Priest: For a Christian end to our lives, peaceful, without shame and suffering, and for a good account before the awesome judgment seat of Christ, let us ask the Lord.
People: Grant this, O Lord.
This petition from the divine liturgy, which is part of the petitions just after the Great Entrance, puts so succinctly what we ought all to hope for in death: “a Christian end … peaceful, without shame and suffering.” Indeed, most of us quite naturally hope for the second part, if not the first. There is actually much that could be said about this petition, but in light of the recent passing of a member of our parish, I’d like to focus exclusively on this part.
Ever know someone so kind that though you know that “all have sinned” (Romans 3:23) you wonder if perhaps this person might be an exception to the rule? Bessie was that sort of person to me.
“The Trisagion this morning is for our beloved Bessie,” Fr. Nick said Sunday morning, “who fell asleep in the Lord just after sunset last night.” “Our beloved Bessie”—I can’t even say that I knew her that well, but I can say that she was “beloved.” Bessie seemed overfull with kindness, always friendly but never pushy (in my experience). I never heard a word from her that did not possess the fullest, most genuine tone and sincerity. I remember fondly her showing me pictures of friends and family at our parish’s Tuesday lunch for seniors.
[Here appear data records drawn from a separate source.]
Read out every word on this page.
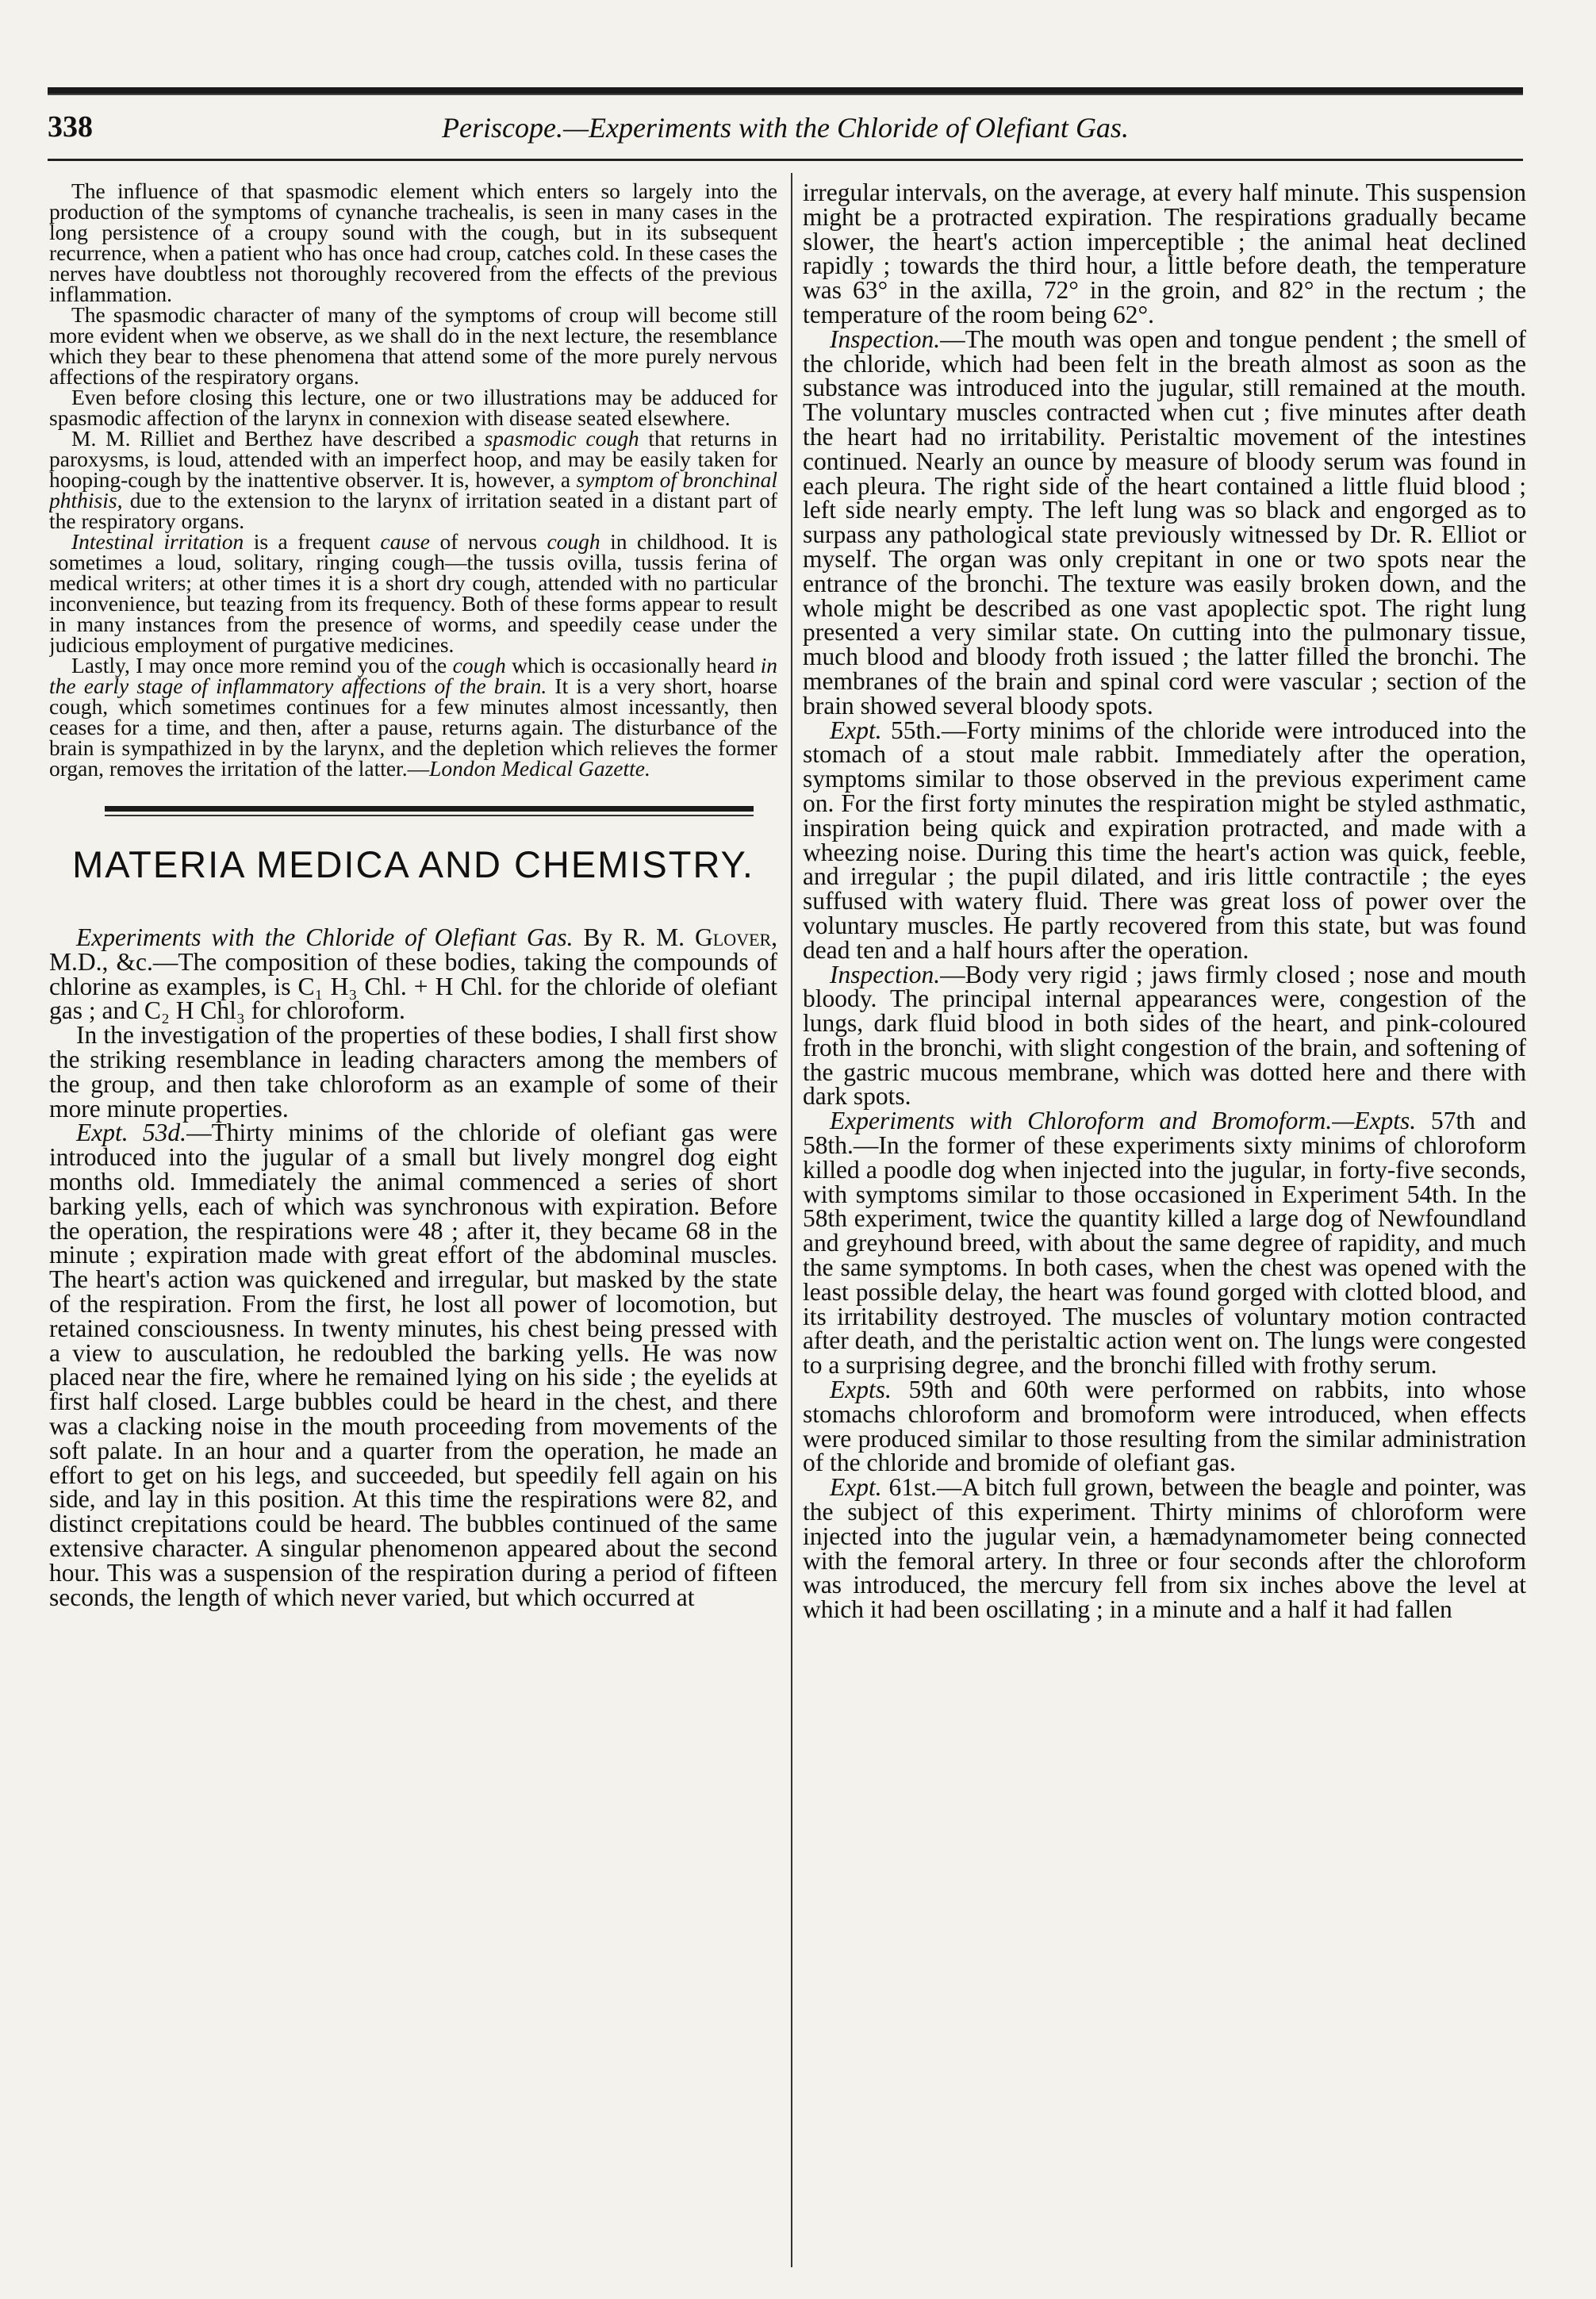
338	Periscope.—Experiments with the Chloride of Olefiant Gas.

The influence of that spasmodic element which enters so largely into the production of the symptoms of cynanche trachealis, is seen in many cases in the long persistence of a croupy sound with the cough, but in its subsequent recurrence, when a patient who has once had croup, catches cold. In these cases the nerves have doubtless not thoroughly recovered from the effects of the previous inflammation.

The spasmodic character of many of the symptoms of croup will become still more evident when we observe, as we shall do in the next lecture, the resemblance which they bear to these phenomena that attend some of the more purely nervous affections of the respiratory organs.

Even before closing this lecture, one or two illustrations may be adduced for spasmodic affection of the larynx in connexion with disease seated elsewhere.

M. M. Rilliet and Berthez have described a spasmodic cough that returns in paroxysms, is loud, attended with an imperfect hoop, and may be easily taken for hooping-cough by the inattentive observer. It is, however, a symptom of bronchinal phthisis, due to the extension to the larynx of irritation seated in a distant part of the respiratory organs.

Intestinal irritation is a frequent cause of nervous cough in childhood. It is sometimes a loud, solitary, ringing cough—the tussis ovilla, tussis ferina of medical writers; at other times it is a short dry cough, attended with no particular inconvenience, but teazing from its frequency. Both of these forms appear to result in many instances from the presence of worms, and speedily cease under the judicious employment of purgative medicines.

Lastly, I may once more remind you of the cough which is occasionally heard in the early stage of inflammatory affections of the brain. It is a very short, hoarse cough, which sometimes continues for a few minutes almost incessantly, then ceases for a time, and then, after a pause, returns again. The disturbance of the brain is sympathized in by the larynx, and the depletion which relieves the former organ, removes the irritation of the latter.—London Medical Gazette.

MATERIA MEDICA AND CHEMISTRY.

Experiments with the Chloride of Olefiant Gas. By R. M. Glover, M.D., &c.—The composition of these bodies, taking the compounds of chlorine as examples, is C₁ H₃ Chl. + H Chl. for the chloride of olefiant gas ; and C₂ H Chl₃ for chloroform.

In the investigation of the properties of these bodies, I shall first show the striking resemblance in leading characters among the members of the group, and then take chloroform as an example of some of their more minute properties.

Expt. 53d.—Thirty minims of the chloride of olefiant gas were introduced into the jugular of a small but lively mongrel dog eight months old. Immediately the animal commenced a series of short barking yells, each of which was synchronous with expiration. Before the operation, the respirations were 48 ; after it, they became 68 in the minute ; expiration made with great effort of the abdominal muscles. The heart's action was quickened and irregular, but masked by the state of the respiration. From the first, he lost all power of locomotion, but retained consciousness. In twenty minutes, his chest being pressed with a view to ausculation, he redoubled the barking yells. He was now placed near the fire, where he remained lying on his side ; the eyelids at first half closed. Large bubbles could be heard in the chest, and there was a clacking noise in the mouth proceeding from movements of the soft palate. In an hour and a quarter from the operation, he made an effort to get on his legs, and succeeded, but speedily fell again on his side, and lay in this position. At this time the respirations were 82, and distinct crepitations could be heard. The bubbles continued of the same extensive character. A singular phenomenon appeared about the second hour. This was a suspension of the respiration during a period of fifteen seconds, the length of which never varied, but which occurred at

irregular intervals, on the average, at every half minute. This suspension might be a protracted expiration. The respirations gradually became slower, the heart's action imperceptible ; the animal heat declined rapidly ; towards the third hour, a little before death, the temperature was 63° in the axilla, 72° in the groin, and 82° in the rectum ; the temperature of the room being 62°.

Inspection.—The mouth was open and tongue pendent ; the smell of the chloride, which had been felt in the breath almost as soon as the substance was introduced into the jugular, still remained at the mouth. The voluntary muscles contracted when cut ; five minutes after death the heart had no irritability. Peristaltic movement of the intestines continued. Nearly an ounce by measure of bloody serum was found in each pleura. The right side of the heart contained a little fluid blood ; left side nearly empty. The left lung was so black and engorged as to surpass any pathological state previously witnessed by Dr. R. Elliot or myself. The organ was only crepitant in one or two spots near the entrance of the bronchi. The texture was easily broken down, and the whole might be described as one vast apoplectic spot. The right lung presented a very similar state. On cutting into the pulmonary tissue, much blood and bloody froth issued ; the latter filled the bronchi. The membranes of the brain and spinal cord were vascular ; section of the brain showed several bloody spots.

Expt. 55th.—Forty minims of the chloride were introduced into the stomach of a stout male rabbit. Immediately after the operation, symptoms similar to those observed in the previous experiment came on. For the first forty minutes the respiration might be styled asthmatic, inspiration being quick and expiration protracted, and made with a wheezing noise. During this time the heart's action was quick, feeble, and irregular ; the pupil dilated, and iris little contractile ; the eyes suffused with watery fluid. There was great loss of power over the voluntary muscles. He partly recovered from this state, but was found dead ten and a half hours after the operation.

Inspection.—Body very rigid ; jaws firmly closed ; nose and mouth bloody. The principal internal appearances were, congestion of the lungs, dark fluid blood in both sides of the heart, and pink-coloured froth in the bronchi, with slight congestion of the brain, and softening of the gastric mucous membrane, which was dotted here and there with dark spots.

Experiments with Chloroform and Bromoform.—Expts. 57th and 58th.—In the former of these experiments sixty minims of chloroform killed a poodle dog when injected into the jugular, in forty-five seconds, with symptoms similar to those occasioned in Experiment 54th. In the 58th experiment, twice the quantity killed a large dog of Newfoundland and greyhound breed, with about the same degree of rapidity, and much the same symptoms. In both cases, when the chest was opened with the least possible delay, the heart was found gorged with clotted blood, and its irritability destroyed. The muscles of voluntary motion contracted after death, and the peristaltic action went on. The lungs were congested to a surprising degree, and the bronchi filled with frothy serum.

Expts. 59th and 60th were performed on rabbits, into whose stomachs chloroform and bromoform were introduced, when effects were produced similar to those resulting from the similar administration of the chloride and bromide of olefiant gas.

Expt. 61st.—A bitch full grown, between the beagle and pointer, was the subject of this experiment. Thirty minims of chloroform were injected into the jugular vein, a hæmadynamometer being connected with the femoral artery. In three or four seconds after the chloroform was introduced, the mercury fell from six inches above the level at which it had been oscillating ; in a minute and a half it had fallen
And her smile—what a wonderful smile.
I do not yet even know how she died; I cannot say for certain that it was “peaceful, without shame and suffering,” but I can’t remember her other than in good health, even recently. Actually, I should modify that—she always walked with a cane, and one shoe, for whatever reason, had an extra few inches on the bottom. But whatever her state, she did not wear a face of suffering at church, at least. I do not mean to disparage those who do, but only to say that, though I can’t put my finger on it, I know that there was something special about Bessie.
With all the advice from the fathers to contemplate the “dread judgment seat of Christ,” to treat suffering as an ascetic opportunity, and to keep the thought of death always on one’s mind, this simple petition is such a helpful counterbalance. Remembering that these prayers are ancient helps give context to the fathers’ sayings. They prayed them too, in some form. There is nothing wrong with hoping for peace; indeed, if not for peace, what does one hope for?
I know that, sadly, this is all far too superficial. Many others could better write a worthy reflection; I’m sure many saw far more sides of Bessie than me, perhaps some less flattering. But is there nothing to be said for a person who can elicit such a warming of the heart in an instant to a person she barely knew, and who barely knew her? Alas, time flows like a river, and we cannot stop it, nor even catch it for more than a moment in our hands. But I hope someday to have more of it to give to people capable of making such an impression (as well as to those who don’t).
In the meantime, I know that there is at least one thing I can do: I can pray.
Memory eternal, dear sister, worthy of blessedness and everlasting memory.